Spine Fusion
A spinal fusion is when two or more vertebrae in the low back are fused together to create a solid bridge of bone between the vertebrae and across the disc space. A fusion is usually performed to eliminate movement between vertebrae and stabilize a painful or unstable segment of the spine. A posterior spine fusion approaches the spine through the back to accomplish the fusion.
Posterior spinal fusion has high success rates in patients with spondylolisthesis or scoliosis. Sometimes patients with spinal stenosis also benefit from a fusion if a disc is collapsed and the neural foramen, or exiting space for the nerve, needs to be spread open. Posterior fusion for dark, or worn-out, discs is less reliable than when other conditions such as those listed above are also present.
After general anesthesia, an incision is made over your lower back and your muscles are gently pulled away from your spine to expose the lumbar vertebrae. If your nerves are under any pressure they are decompressed. The surgeon takes small pieces of bone from the outside part of the back of your pelvis and these pieces are used to stimulate the fusion. The bone on the lower part of your spine is then roughened up and the graft is then placed closely against the roughened-up bony surfaces to help produce fusion. Many times, the surgeon also performs an interbody fusion in which the disc is removed and replaced with either solid bone from a cadaver or a carbon fiber cage packed with your own bone. This increases the chances of successful fusion.
Screws, plates, and rods (also known as hardware) are used to immobilize the spine which enhances the healing process. Hardware acts as an internal splint, or, like a rebar in concrete, and increases the chances of fusion. Hardware also allows for the correction of deformity in the spine.
One of the two most common complications of posterior lumbar fusion is a spinal fluid leak. This occurs in about 3% of patients who have never had prior surgery and up to 10% of patients who have had prior surgery. Spinal fluid leaks are repaired but may add 1–2 days to the hospital stay.
Nonunion, or failure of the vertebrae to fuse, occurs in up to 5% of nonsmokers for a one-level fusion and up to 20% of smokers. Nonunion rates rise with the number of levels of the spine to be fused. Nonunions can require more surgery.
Infection rates average 1-2% and may require further surgery and antibiotics. Nerve damage is rare and is generally limited to one nerve going to one leg and is not a cause of paralysis.
Complications associated with the placement of the screws include bone breakage and nerve damage. Dr. Button uses live x-ray imaging to help minimize risks associated with hardware placement.
Epidural hematomas are collections of blood that can put pressure on the nerves and cause severe pain. They occur in less than 1% of cases and are usually recognized in the hospital and resolve with another surgery to evacuate the blood collection. The surgeon will place drains during surgery to minimize the chance of an epidural hematoma.
Fusion rates in non-smokers are usually greater than 95% for one-level fusions. Significant pain relief is seen in about 85% of patients with spondylolisthesis or scoliosis as the cause of their pain.

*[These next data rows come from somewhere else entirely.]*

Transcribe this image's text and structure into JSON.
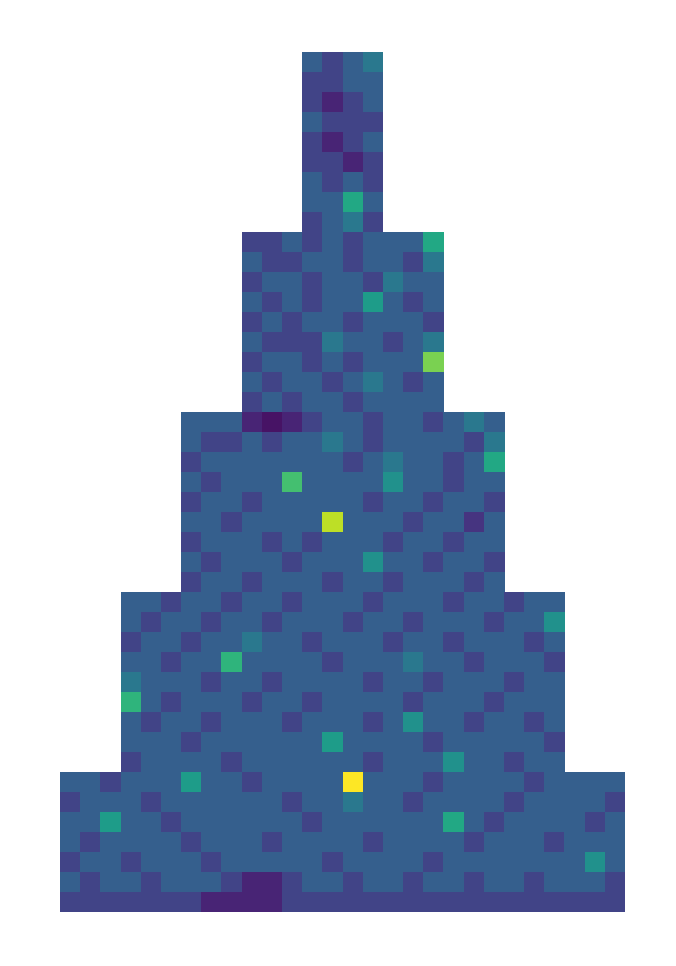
{
  "chart_data": {
    "type": "heatmap",
    "tick_labels": false,
    "color": "viridis",
    "color_range": [
      0,
      10
    ],
    "cells": [
      [
        null,
        null,
        null,
        null,
        null,
        null,
        null,
        null,
        null,
        null,
        null,
        null,
        3,
        2,
        3,
        4,
        null,
        null,
        null,
        null,
        null,
        null,
        null,
        null,
        null,
        null,
        null,
        null
      ],
      [
        null,
        null,
        null,
        null,
        null,
        null,
        null,
        null,
        null,
        null,
        null,
        null,
        2,
        2,
        3,
        3,
        null,
        null,
        null,
        null,
        null,
        null,
        null,
        null,
        null,
        null,
        null,
        null
      ],
      [
        null,
        null,
        null,
        null,
        null,
        null,
        null,
        null,
        null,
        null,
        null,
        null,
        2,
        1,
        2,
        3,
        null,
        null,
        null,
        null,
        null,
        null,
        null,
        null,
        null,
        null,
        null,
        null
      ],
      [
        null,
        null,
        null,
        null,
        null,
        null,
        null,
        null,
        null,
        null,
        null,
        null,
        3,
        2,
        2,
        2,
        null,
        null,
        null,
        null,
        null,
        null,
        null,
        null,
        null,
        null,
        null,
        null
      ],
      [
        null,
        null,
        null,
        null,
        null,
        null,
        null,
        null,
        null,
        null,
        null,
        null,
        2,
        1,
        2,
        3,
        null,
        null,
        null,
        null,
        null,
        null,
        null,
        null,
        null,
        null,
        null,
        null
      ],
      [
        null,
        null,
        null,
        null,
        null,
        null,
        null,
        null,
        null,
        null,
        null,
        null,
        2,
        2,
        1,
        2,
        null,
        null,
        null,
        null,
        null,
        null,
        null,
        null,
        null,
        null,
        null,
        null
      ],
      [
        null,
        null,
        null,
        null,
        null,
        null,
        null,
        null,
        null,
        null,
        null,
        null,
        3,
        2,
        3,
        2,
        null,
        null,
        null,
        null,
        null,
        null,
        null,
        null,
        null,
        null,
        null,
        null
      ],
      [
        null,
        null,
        null,
        null,
        null,
        null,
        null,
        null,
        null,
        null,
        null,
        null,
        3,
        3,
        6,
        3,
        null,
        null,
        null,
        null,
        null,
        null,
        null,
        null,
        null,
        null,
        null,
        null
      ],
      [
        null,
        null,
        null,
        null,
        null,
        null,
        null,
        null,
        null,
        null,
        null,
        null,
        2,
        3,
        4,
        2,
        null,
        null,
        null,
        null,
        null,
        null,
        null,
        null,
        null,
        null,
        null,
        null
      ],
      [
        null,
        null,
        null,
        null,
        null,
        null,
        null,
        null,
        null,
        2,
        2,
        3,
        2,
        3,
        2,
        3,
        3,
        3,
        6,
        null,
        null,
        null,
        null,
        null,
        null,
        null,
        null,
        null
      ],
      [
        null,
        null,
        null,
        null,
        null,
        null,
        null,
        null,
        null,
        3,
        2,
        2,
        3,
        3,
        2,
        3,
        3,
        2,
        4,
        null,
        null,
        null,
        null,
        null,
        null,
        null,
        null,
        null
      ],
      [
        null,
        null,
        null,
        null,
        null,
        null,
        null,
        null,
        null,
        2,
        3,
        3,
        2,
        3,
        3,
        2,
        4,
        3,
        3,
        null,
        null,
        null,
        null,
        null,
        null,
        null,
        null,
        null
      ],
      [
        null,
        null,
        null,
        null,
        null,
        null,
        null,
        null,
        null,
        3,
        2,
        3,
        2,
        3,
        3,
        5.5,
        3,
        2,
        3,
        null,
        null,
        null,
        null,
        null,
        null,
        null,
        null,
        null
      ],
      [
        null,
        null,
        null,
        null,
        null,
        null,
        null,
        null,
        null,
        2,
        3,
        2,
        3,
        3,
        2,
        3,
        3,
        3,
        2,
        null,
        null,
        null,
        null,
        null,
        null,
        null,
        null,
        null
      ],
      [
        null,
        null,
        null,
        null,
        null,
        null,
        null,
        null,
        null,
        3,
        2,
        2,
        2,
        4,
        3,
        3,
        2,
        3,
        4,
        null,
        null,
        null,
        null,
        null,
        null,
        null,
        null,
        null
      ],
      [
        null,
        null,
        null,
        null,
        null,
        null,
        null,
        null,
        null,
        2,
        3,
        3,
        2,
        3,
        2,
        3,
        3,
        3,
        8,
        null,
        null,
        null,
        null,
        null,
        null,
        null,
        null,
        null
      ],
      [
        null,
        null,
        null,
        null,
        null,
        null,
        null,
        null,
        null,
        3,
        2,
        3,
        3,
        2,
        3,
        4,
        3,
        2,
        3,
        null,
        null,
        null,
        null,
        null,
        null,
        null,
        null,
        null
      ],
      [
        null,
        null,
        null,
        null,
        null,
        null,
        null,
        null,
        null,
        2,
        3,
        2,
        3,
        3,
        2,
        3,
        3,
        3,
        3,
        null,
        null,
        null,
        null,
        null,
        null,
        null,
        null,
        null
      ],
      [
        null,
        null,
        null,
        null,
        null,
        null,
        3,
        3,
        3,
        1,
        0.5,
        1,
        2,
        3,
        3,
        2,
        3,
        3,
        2,
        3,
        4,
        3,
        null,
        null,
        null,
        null,
        null,
        null
      ],
      [
        null,
        null,
        null,
        null,
        null,
        null,
        3,
        2,
        2,
        3,
        2,
        3,
        3,
        4,
        3,
        2,
        3,
        3,
        3,
        3,
        2,
        4,
        null,
        null,
        null,
        null,
        null,
        null
      ],
      [
        null,
        null,
        null,
        null,
        null,
        null,
        2,
        3,
        3,
        3,
        3,
        3,
        3,
        3,
        2,
        3,
        4,
        3,
        3,
        2,
        3,
        6,
        null,
        null,
        null,
        null,
        null,
        null
      ],
      [
        null,
        null,
        null,
        null,
        null,
        null,
        3,
        2,
        3,
        3,
        3,
        7,
        3,
        3,
        3,
        3,
        5,
        3,
        3,
        2,
        3,
        3,
        null,
        null,
        null,
        null,
        null,
        null
      ],
      [
        null,
        null,
        null,
        null,
        null,
        null,
        2,
        3,
        3,
        2,
        3,
        3,
        3,
        3,
        3,
        2,
        3,
        3,
        2,
        3,
        3,
        2,
        null,
        null,
        null,
        null,
        null,
        null
      ],
      [
        null,
        null,
        null,
        null,
        null,
        null,
        3,
        3,
        2,
        3,
        3,
        3,
        3,
        9,
        3,
        3,
        3,
        2,
        3,
        3,
        1.5,
        3,
        null,
        null,
        null,
        null,
        null,
        null
      ],
      [
        null,
        null,
        null,
        null,
        null,
        null,
        2,
        3,
        3,
        3,
        2,
        3,
        2,
        3,
        3,
        3,
        2,
        3,
        3,
        2,
        3,
        3,
        null,
        null,
        null,
        null,
        null,
        null
      ],
      [
        null,
        null,
        null,
        null,
        null,
        null,
        3,
        2,
        3,
        3,
        3,
        2,
        3,
        3,
        3,
        5,
        3,
        3,
        2,
        3,
        3,
        2,
        null,
        null,
        null,
        null,
        null,
        null
      ],
      [
        null,
        null,
        null,
        null,
        null,
        null,
        2,
        3,
        3,
        2,
        3,
        3,
        3,
        2,
        3,
        3,
        2,
        3,
        3,
        3,
        2,
        3,
        null,
        null,
        null,
        null,
        null,
        null
      ],
      [
        null,
        null,
        null,
        3,
        3,
        2,
        3,
        3,
        2,
        3,
        3,
        2,
        3,
        3,
        3,
        2,
        3,
        3,
        3,
        2,
        3,
        3,
        2,
        3,
        3,
        null,
        null,
        null
      ],
      [
        null,
        null,
        null,
        3,
        2,
        3,
        3,
        2,
        3,
        3,
        2,
        3,
        3,
        3,
        2,
        3,
        3,
        2,
        3,
        3,
        3,
        2,
        3,
        3,
        5,
        null,
        null,
        null
      ],
      [
        null,
        null,
        null,
        2,
        3,
        3,
        2,
        3,
        3,
        4,
        3,
        3,
        2,
        3,
        3,
        3,
        2,
        3,
        3,
        2,
        3,
        3,
        3,
        2,
        3,
        null,
        null,
        null
      ],
      [
        null,
        null,
        null,
        3,
        3,
        2,
        3,
        3,
        6.5,
        3,
        3,
        3,
        3,
        2,
        3,
        3,
        3,
        4,
        3,
        3,
        2,
        3,
        3,
        3,
        2,
        null,
        null,
        null
      ],
      [
        null,
        null,
        null,
        4,
        3,
        3,
        3,
        2,
        3,
        3,
        2,
        3,
        3,
        3,
        3,
        2,
        3,
        3,
        2,
        3,
        3,
        3,
        2,
        3,
        3,
        null,
        null,
        null
      ],
      [
        null,
        null,
        null,
        6.5,
        3,
        2,
        3,
        3,
        3,
        2,
        3,
        3,
        2,
        3,
        3,
        3,
        3,
        2,
        3,
        3,
        3,
        2,
        3,
        3,
        3,
        null,
        null,
        null
      ],
      [
        null,
        null,
        null,
        3,
        2,
        3,
        3,
        2,
        3,
        3,
        3,
        2,
        3,
        3,
        3,
        2,
        3,
        5,
        3,
        3,
        2,
        3,
        3,
        2,
        3,
        null,
        null,
        null
      ],
      [
        null,
        null,
        null,
        3,
        3,
        3,
        2,
        3,
        3,
        3,
        3,
        3,
        3,
        5.5,
        3,
        3,
        3,
        3,
        2,
        3,
        3,
        3,
        3,
        3,
        2,
        null,
        null,
        null
      ],
      [
        null,
        null,
        null,
        2,
        3,
        3,
        3,
        3,
        2,
        3,
        3,
        3,
        3,
        3,
        3,
        2,
        3,
        3,
        3,
        5,
        3,
        3,
        2,
        3,
        3,
        null,
        null,
        null
      ],
      [
        3,
        3,
        2,
        3,
        3,
        3,
        5.5,
        3,
        3,
        2,
        3,
        3,
        3,
        3,
        10,
        3,
        3,
        3,
        2,
        3,
        3,
        3,
        3,
        2,
        3,
        3,
        3,
        3
      ],
      [
        2,
        3,
        3,
        3,
        2,
        3,
        3,
        3,
        3,
        3,
        3,
        2,
        3,
        3,
        4,
        3,
        3,
        2,
        3,
        3,
        3,
        3,
        2,
        3,
        3,
        3,
        3,
        2
      ],
      [
        3,
        3,
        5.5,
        3,
        3,
        2,
        3,
        3,
        3,
        3,
        3,
        3,
        2,
        3,
        3,
        3,
        3,
        3,
        3,
        6,
        3,
        2,
        3,
        3,
        3,
        3,
        2,
        3
      ],
      [
        3,
        2,
        3,
        3,
        3,
        3,
        2,
        3,
        3,
        3,
        2,
        3,
        3,
        3,
        3,
        2,
        3,
        3,
        3,
        3,
        2,
        3,
        3,
        3,
        2,
        3,
        3,
        3
      ],
      [
        2,
        3,
        3,
        2,
        3,
        3,
        3,
        2,
        3,
        3,
        3,
        3,
        3,
        2,
        3,
        3,
        3,
        3,
        2,
        3,
        3,
        3,
        3,
        3,
        3,
        3,
        5,
        3
      ],
      [
        3,
        2,
        3,
        3,
        2,
        3,
        3,
        3,
        2,
        1,
        1,
        2,
        3,
        3,
        2,
        3,
        3,
        2,
        3,
        3,
        2,
        3,
        3,
        2,
        3,
        3,
        3,
        2
      ],
      [
        2,
        2,
        2,
        2,
        2,
        2,
        2,
        1,
        1,
        1,
        1,
        2,
        2,
        2,
        2,
        2,
        2,
        2,
        2,
        2,
        2,
        2,
        2,
        2,
        2,
        2,
        2,
        2
      ]
    ]
  }
}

Most patients are ready to go home by the second or third day after surgery. Within the first few weeks following discharge, we encourage you to begin walking for one half hour to two hours each day. If you were given a brace, you must wear it during the day although you can remove it to sleep or shower. You should be able to go up and down stairs, drive, and perform basic daily activities without too much of a problem. Activity limitations and other details are found in Dr. Button’s aftercare instructions.
Spine fusion is generally an elective surgery. Therefore, it is your choice to proceed based on your current level of discomfort and disability. We recommend that you do not have surgery if you can live with your current level of pain or can make changes in your lifestyle to decrease the pain. If you have made a valiant effort and the pain still persists, surgery may be your next step.